Fourth time’s a “sham.”
The Metropolitan Transportation Authority defied the feds’ fourth deadline to kill congestion pricing — while ripping Transportation Secretary Sean Duffy’s repeated threats as a “sham.”
In a pair of letters sent to Duffy on Wednesday, the MTA and the state Department of Transportation said that his deadlines and letters threatening to yank federal funding were irrelevant — since the battle over the tolling program is playing out in court.
The May 21 time limit for the MTA to stop collecting the $9 tolls on drivers entering Manhattan below 60th Street was ordered in a letter Duffy sent to Gov. Kathy Hochul last month — when his third deadline came and went.
The April 21 letter gave Hochul another 30 days to prove to him why the US Department of Transportation shouldn’t “remedy New York’s non-compliance” by yanking untold amounts of federal transit funding.
But state agencies argued in the recent filings that the whiplash back-and-forth was “procedurally improper.”
The MTA attorneys argued there wasn’t even a point in responding to Duffy’s threat, since according to the transportation secretary’s original Feb. 19 letter announcing he was pulling federal approval for the first-in-the-nation program, he has already made up his mind.
That letter “already purported to ‘terminate’” congestion pricing, wrote attorney Roberta Kaplan, “without any prior notice or opportunity to be heard as required by the relevant regulations.”
“It is thus obvious that USDOT’s decision has already been made, and that this is an ‘opportunity to be heard’ in name only,” Kaplan argued.
“Secretary Duffy did not afford the Project Sponsors any notice or due process before that alleged termination, and he cannot cure that failure now through a sham exchange of letters,” Kaplan wrote.
The state DOT letter goes further, and hints that Duffy’s lawyers may be trying to form a new legal argument to kill the toll — citing Duffy’s ask last month that Hochul address “policy concerns” mentioned in his Feb. 19 missive.

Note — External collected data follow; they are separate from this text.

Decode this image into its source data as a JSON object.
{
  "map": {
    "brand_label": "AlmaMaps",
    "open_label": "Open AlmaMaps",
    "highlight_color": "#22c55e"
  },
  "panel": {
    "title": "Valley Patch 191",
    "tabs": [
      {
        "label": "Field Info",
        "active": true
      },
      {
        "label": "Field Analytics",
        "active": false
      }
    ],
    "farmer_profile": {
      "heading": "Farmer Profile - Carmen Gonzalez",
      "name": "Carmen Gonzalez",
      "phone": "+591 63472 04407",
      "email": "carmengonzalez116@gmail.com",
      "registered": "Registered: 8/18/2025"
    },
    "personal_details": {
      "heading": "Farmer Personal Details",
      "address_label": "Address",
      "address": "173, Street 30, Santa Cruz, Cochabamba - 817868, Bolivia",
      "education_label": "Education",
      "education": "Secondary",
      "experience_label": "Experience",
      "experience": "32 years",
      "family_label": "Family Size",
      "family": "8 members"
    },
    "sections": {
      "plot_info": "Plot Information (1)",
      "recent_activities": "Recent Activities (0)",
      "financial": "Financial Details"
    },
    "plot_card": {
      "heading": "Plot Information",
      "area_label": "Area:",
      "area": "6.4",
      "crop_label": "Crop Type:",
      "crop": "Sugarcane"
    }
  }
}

“The Secretary’s February 19 letter did not state that those policy concerns were an independent basis for his decision,” state Assistant Attorney General Andrew Frank wrote, “and as a legal matter they cannot be a basis for termination.”
Kaplan added that “those supposed policy concerns” were mere “after-the-fact rationalizations to justify the Secretary’s illegal attempt to end the Program.”
Both comments hint at the concerns expressed in an internal Department of Justice memo erroneously filed to the public docket on behalf of the US DOT by since-removed federal attorneys.
The memo expressed doubts over Duffy’s legal reasoning behind his original letter, casting his strategy as “very unlikely” to succeed, and encouraged a move towards one focused on shifting priorities and policies.
The latest filing by the feds in the case is a memo opposing the MTA’s request for a preliminary injunction asking the judge to bar Duffy from making good on his threat to pull funding in retaliation for the agency not stopping the tolls.
The memo notes that the US DOT’s “decision making process is still unfolding.”
A federal DOT spokesperson told The Post that “we will be reviewing New York’s response to determine if they remain in compliance.”